Economic analysis

Ontario Premier Kathleen Wynne’s job creation plan won’t create a single job

It’s the worst public policy of the year, writes Mike Moffatt

Aaron Lynett/CP

Earlier today, the Ontario government announced that it is “partnering with Cisco Canada to launch the largest job-creating investment in the history of the province’s tech sector.” We should naturally be skeptical of any deal that sees taxpayer dollars go to a firm that made over $2 billion in profit just last quarter. However, reading through the details of this plan, skepticism turns to outrage. This is a plan that is explicitly designed to increase income inequality and transfer money from poorer regions of the province to one of Canada’s wealthiest cities and will likely not create a single new job.

The deal promises that “up to 1,700 jobs” will be added in the next six years, with the province providing “up to $190 million” in return, for a cost of $112,000 per job. Cisco estimates that 80% of the new jobs will be in Ottawa, a city with one of the lowest unemployment rates in the province at 5.7%. And if a 5.7% unemployment rate seems relatively low, it towers over the sub-3% rate in the Information and Communications Technology (ICT) industry. Because of the low unemployment levels of both the city and the sector, the number of net new jobs created here is likely to be zero. Cisco will be simply luring away workers that would have worked for other ICT companies (or who would have been hired anyway by Cisco even without the handout). This will help raise the wages of workers in that sector, but does nothing for jobs. Those jobs are already very well compensated, so this is acting as a wage subsidy to high-income workers, paid for by the general population.
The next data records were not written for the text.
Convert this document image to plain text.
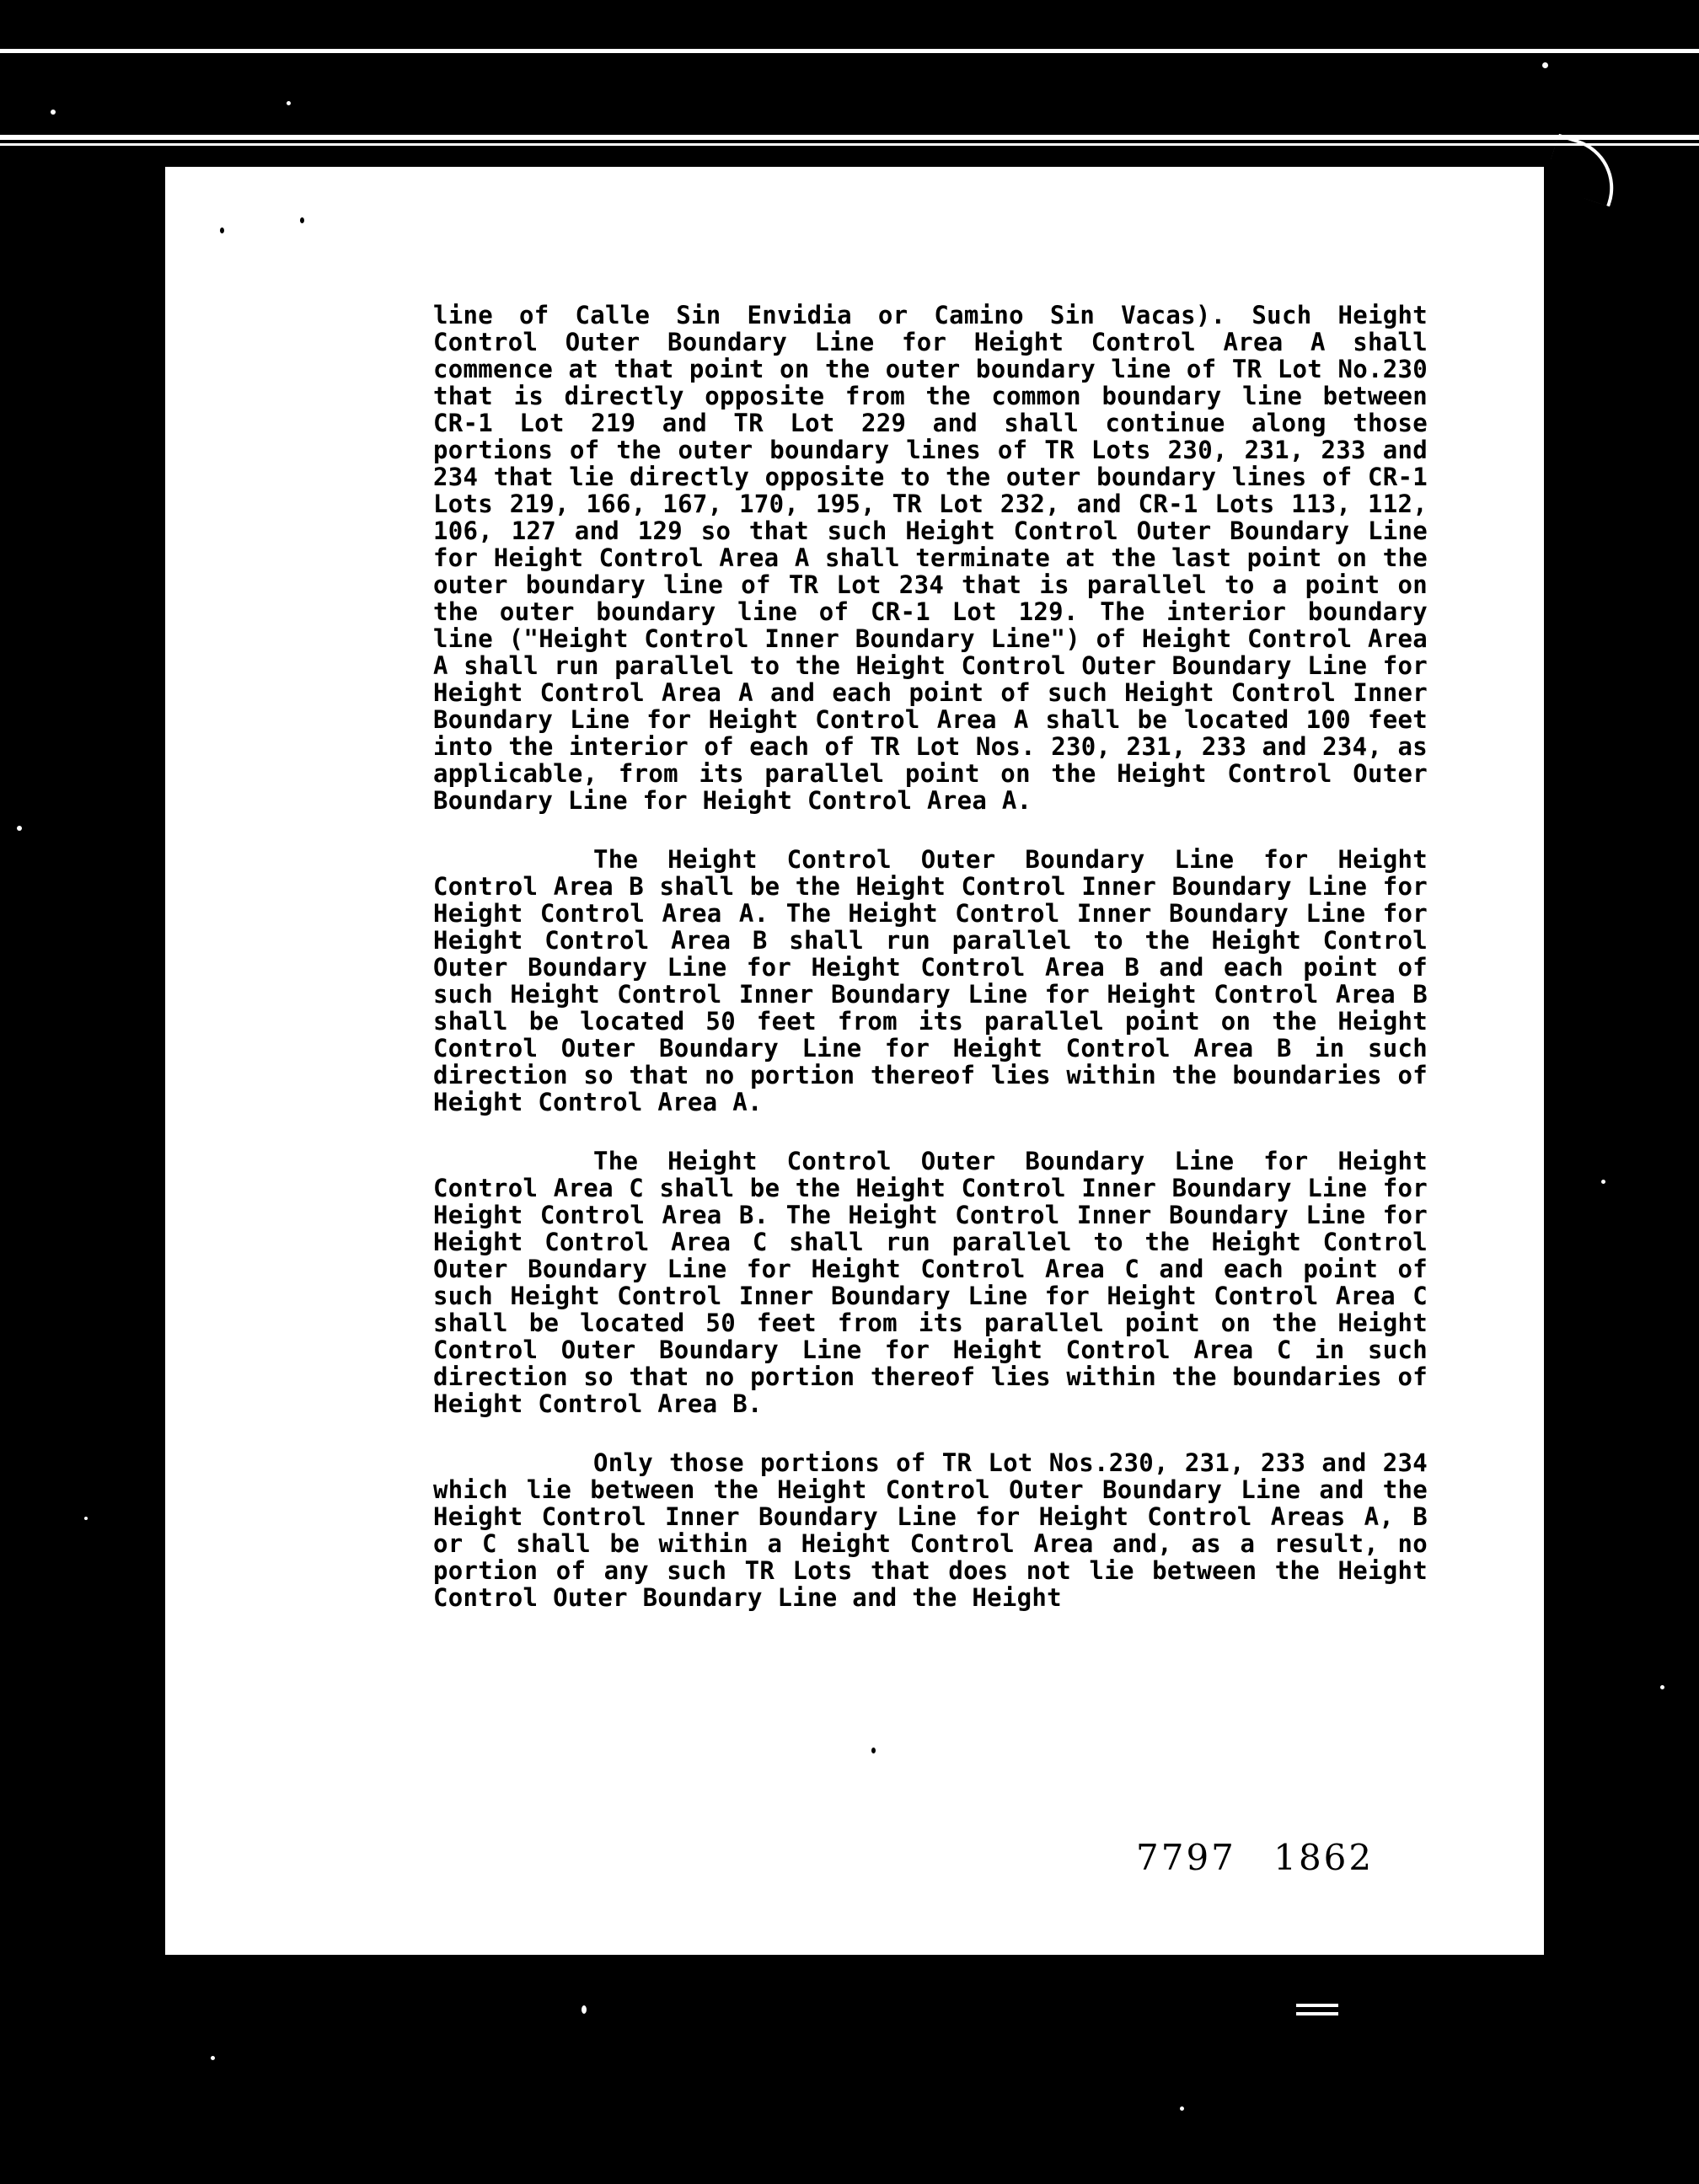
line of Calle Sin Envidia or Camino Sin Vacas). Such Height Control Outer Boundary Line for Height Control Area A shall commence at that point on the outer boundary line of TR Lot No.230 that is directly opposite from the common boundary line between CR-1 Lot 219 and TR Lot 229 and shall continue along those portions of the outer boundary lines of TR Lots 230, 231, 233 and 234 that lie directly opposite to the outer boundary lines of CR-1 Lots 219, 166, 167, 170, 195, TR Lot 232, and CR-1 Lots 113, 112, 106, 127 and 129 so that such Height Control Outer Boundary Line for Height Control Area A shall terminate at the last point on the outer boundary line of TR Lot 234 that is parallel to a point on the outer boundary line of CR-1 Lot 129. The interior boundary line ("Height Control Inner Boundary Line") of Height Control Area A shall run parallel to the Height Control Outer Boundary Line for Height Control Area A and each point of such Height Control Inner Boundary Line for Height Control Area A shall be located 100 feet into the interior of each of TR Lot Nos. 230, 231, 233 and 234, as applicable, from its parallel point on the Height Control Outer Boundary Line for Height Control Area A.

The Height Control Outer Boundary Line for Height Control Area B shall be the Height Control Inner Boundary Line for Height Control Area A. The Height Control Inner Boundary Line for Height Control Area B shall run parallel to the Height Control Outer Boundary Line for Height Control Area B and each point of such Height Control Inner Boundary Line for Height Control Area B shall be located 50 feet from its parallel point on the Height Control Outer Boundary Line for Height Control Area B in such direction so that no portion thereof lies within the boundaries of Height Control Area A.

The Height Control Outer Boundary Line for Height Control Area C shall be the Height Control Inner Boundary Line for Height Control Area B. The Height Control Inner Boundary Line for Height Control Area C shall run parallel to the Height Control Outer Boundary Line for Height Control Area C and each point of such Height Control Inner Boundary Line for Height Control Area C shall be located 50 feet from its parallel point on the Height Control Outer Boundary Line for Height Control Area C in such direction so that no portion thereof lies within the boundaries of Height Control Area B.

Only those portions of TR Lot Nos.230, 231, 233 and 234 which lie between the Height Control Outer Boundary Line and the Height Control Inner Boundary Line for Height Control Areas A, B or C shall be within a Height Control Area and, as a result, no portion of any such TR Lots that does not lie between the Height Control Outer Boundary Line and the Height

7797 1862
We should understand what this deal is not. This is not a plan to “create jobs” for low and medium-skilled workers in Leamington and London, who have few options now that their plants are closed. A plan focused on laid-off manufacturing workers would have a worthwhile goal, though it may not necessarily be sound public policy (the devil is in the details). But that is the exact opposite of what this plan does; I cannot begin to even understand what the province is attempting to accomplish here. The net effect of the Ontario government’s new policy is to subsidize jobs in an already strong labour market, increase the wages of already high-income workers and give hundreds of millions of dollars in corporate welfare to one of the largest and most profitable companies in the world. This easily ranks as the worst Canadian public policy of 2013.